Pipeline Diversity Program Honored for Exemplary Leadership in Diversifying Law Profession
Albuquerque, N.M., Program Receives 2012 ABA Alexander Award
When the Pre-Law Summer Institute for American Indians and Alaska Natives started in 1967, its leaders could only locate 25 Native American attorneys in the country. “That was out of 560 tribes,” says Heidi Nesbitt, PLSI director and the American Indian Law Center’s assistant director.
Today, the estimates for Native American attorneys are from 2,500 to 3,000 attorneys and nearly 1,000 of them have gone through the summer institute aimed at preparing American Indian and Alaska Native students for the “rigors of law school” by simulating the first semester of law school.
Nesbitt received the 2012 Raymond Pace and Sadie Tanner Mossell Alexander Award Feb. 3 during the ABA Midyear Meeting in New Orleans. She urged lawyers to continue to support programs like PLSI because they are vital to create a more diverse profession reflective of the nation.
The award was conferred by the ABA Council for Racial & Ethnic Diversity in the Educational Pipeline and presented by the chair, Michelle Gallardo, who described PLSI’s nominating packet as the largest and most intriguing to read. “This program is part of history,” Gallardo said.

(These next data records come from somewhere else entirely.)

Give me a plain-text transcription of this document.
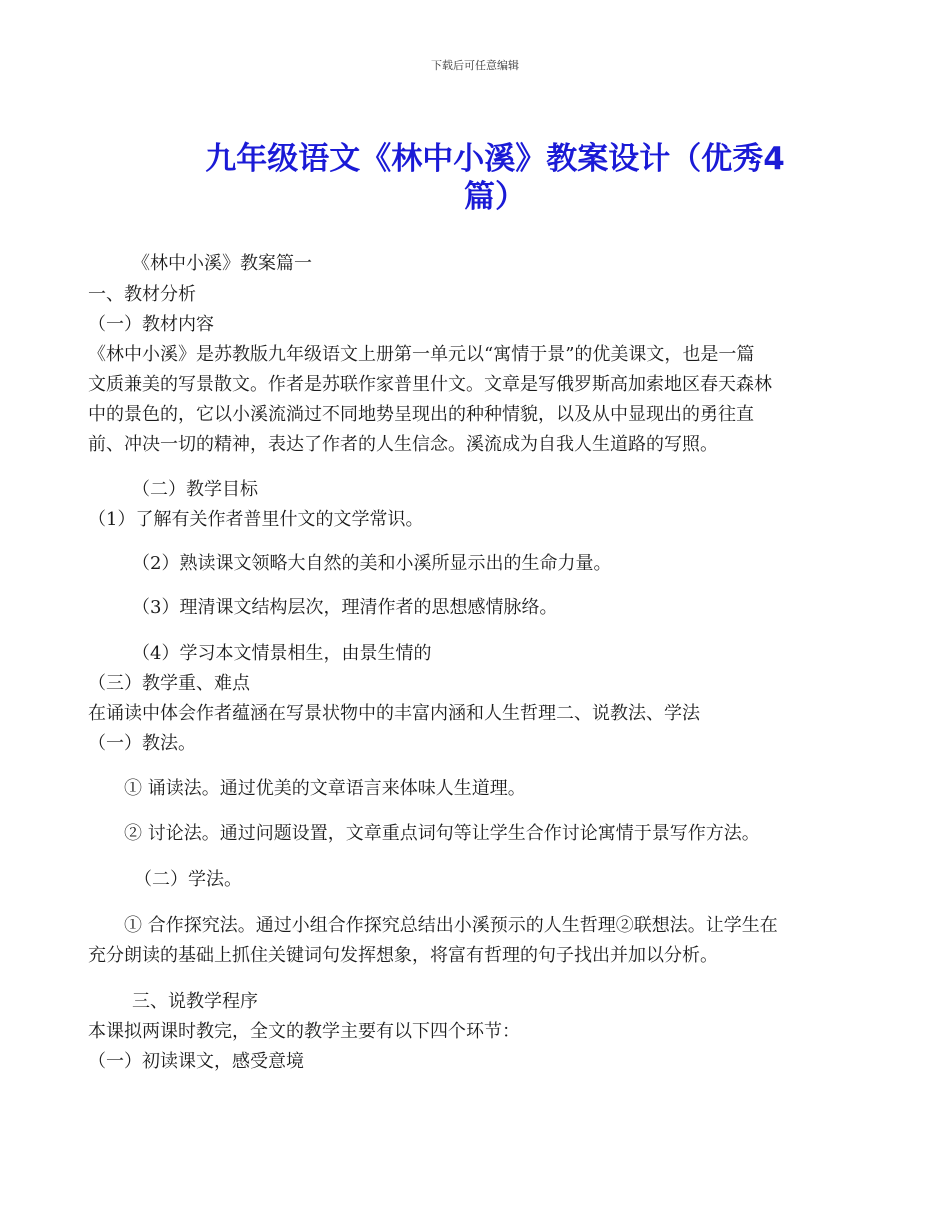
下载后可任意编辑
九年级语文《林中小溪》教案设计（优秀4
篇）
《林中小溪》教案篇一
一、教材分析
（一）教材内容
《林中小溪》是苏教版九年级语文上册第一单元以“寓情于景”的优美课文，也是一篇
文质兼美的写景散文。作者是苏联作家普里什文。文章是写俄罗斯高加索地区春天森林
中的景色的，它以小溪流淌过不同地势呈现出的种种情貌，以及从中显现出的勇往直
前、冲决一切的精神，表达了作者的人生信念。溪流成为自我人生道路的写照。
（二）教学目标
（1）了解有关作者普里什文的文学常识。
（2）熟读课文领略大自然的美和小溪所显示出的生命力量。
（3）理清课文结构层次，理清作者的思想感情脉络。
（4）学习本文情景相生，由景生情的
（三）教学重、难点
在诵读中体会作者蕴涵在写景状物中的丰富内涵和人生哲理二、说教法、学法
（一）教法。
① 诵读法。通过优美的文章语言来体味人生道理。
② 讨论法。通过问题设置，文章重点词句等让学生合作讨论寓情于景写作方法。
（二）学法。
① 合作探究法。通过小组合作探究总结出小溪预示的人生哲理②联想法。让学生在
充分朗读的基础上抓住关键词句发挥想象，将富有哲理的句子找出并加以分析。
三、说教学程序
本课拟两课时教完，全文的教学主要有以下四个环节：
（一）初读课文，感受意境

The Pre-Law Summer Institute, dubbed “boot camp,” by its former participants immerses undergraduate students in an eight-week program that teaches them how to conduct law school research, analysis, and how to write memorandums and briefs in addition to other case materials. “We teach skills that are required to study law,” Nesbitt added.
As a result, graduates of the program have gone on to graduate from the law schools at Harvard, Cornell, Stanford, among other prestigious institutions. Alumni of the program include lawyers, judges, professors, deans and tribal chairs.